3. Remove the mushrooms from the marinade and pat them dry with paper towels. Season them lightly with salt and pepper. Reserve the marinade in the bag (for basting).
4. Arrange them on the grill; cover and cook for a total of eight to 10 minutes (the latter for thicker caps), turning and basting them with some of the reserved marinade, as needed. 
5. Serve warm or at room temperature. 

Serves four


Frozen Maple Mousse

This rich and easy dessert has the creaminess of a well-churned ice cream, but no machine is required. For best results, use Grade A syrup that is labelled “amber colour and rich flavour”.  The base needs to be chilled for at least an hour and the mousse needs to be frozen for at least six to eight hours, and up to two weeks. For long-term storage, place a piece of wax paper or plastic wrap directly on the surface of the mousse in its sealed container. The recipe is adapted from Edible: A Celebration Of Local Foods by Tracey Ryder and Carole Topalian.

1 cup pure maple syrup, plus more for drizzling (see headnote)
4 large egg yolks
2 cups heavy cream
Toasted slivered almonds, for garnish (optional)

1. Heat a few centimetres of water in a medium saucepan over medium heat. Pour the maple syrup into a heatproof bowl and set it over the saucepan; cook for four or five minutes. Once the syrup is bubbling at the edges, remove that bowl from the pan. 
2. Whisk the egg yolks in a separate heatproof bowl. Gradually add 2 Tbs of the hot maple syrup, whisking, then add the tempered egg mixture to the rest of the maple syrup and whisk to incorporate. 
3. Return the maple-syrup bowl (with egg yolks blended in) in the saucepan. Cook for 15 to 20 minutes, whisking, to form a thick and smooth base mixture.
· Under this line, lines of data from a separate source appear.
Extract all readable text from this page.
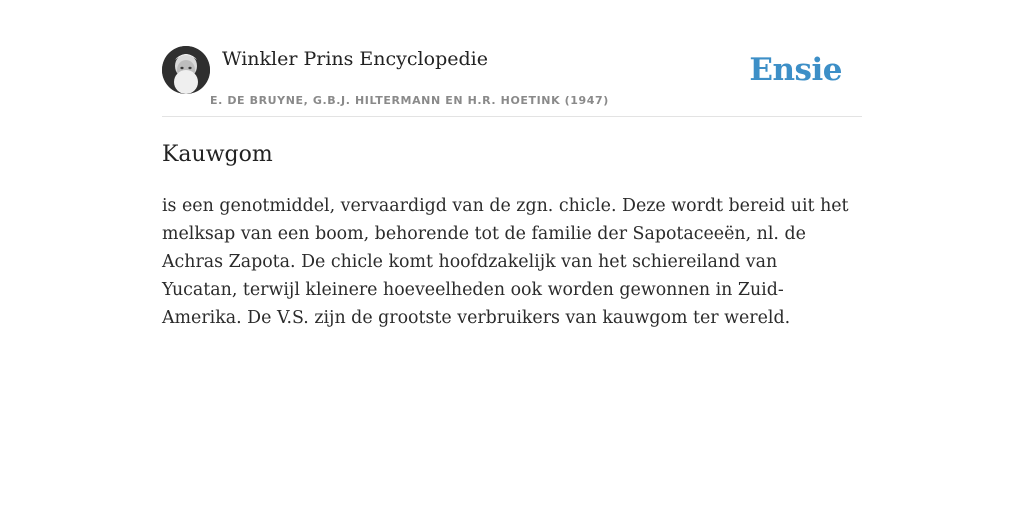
Winkler Prins Encyclopedie
E. DE BRUYNE, G.B.J. HILTERMANN EN H.R. HOETINK (1947)
Ensie
Kauwgom

is een genotmiddel, vervaardigd van de zgn. chicle. Deze wordt bereid uit het melksap van een boom, behorende tot de familie der Sapotaceeën, nl. de Achras Zapota. De chicle komt hoofdzakelijk van het schiereiland van Yucatan, terwijl kleinere hoeveelheden ook worden gewonnen in Zuid-Amerika. De V.S. zijn de grootste verbruikers van kauwgom ter wereld.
Remove from the heat.
4. Place a piece of parchment paper directly on the surface of this custard (to keep a surface skin from forming), then refrigerate for at least an hour, until completely chilled. 
5. Beat the heavy cream in the bowl of a stand mixer fitted with a balloon-whisk attachment or a handheld electric mixer on medium speed until stiff peaks form (but be careful not to over-beat).
6. Stir 3 heaping spoonfuls of the whipped cream into the cooled maple base. Gently fold in one-third of the remaining whipped cream, and repeat two more times to incorporate all the whipped cream. No streaks of white should remain, but there should be some lightness and volume to the mousse. 
7. Divide among individual ramekins or pour into a freezer-safe serving dish. Cover with plastic wrap and freeze for at least six to eight hours.
8. For easy scooping, let the mousse sit at room temperature for 10 minutes before serving. 
9. Garnish each portion with a drizzle of maple syrup and the almonds, if using.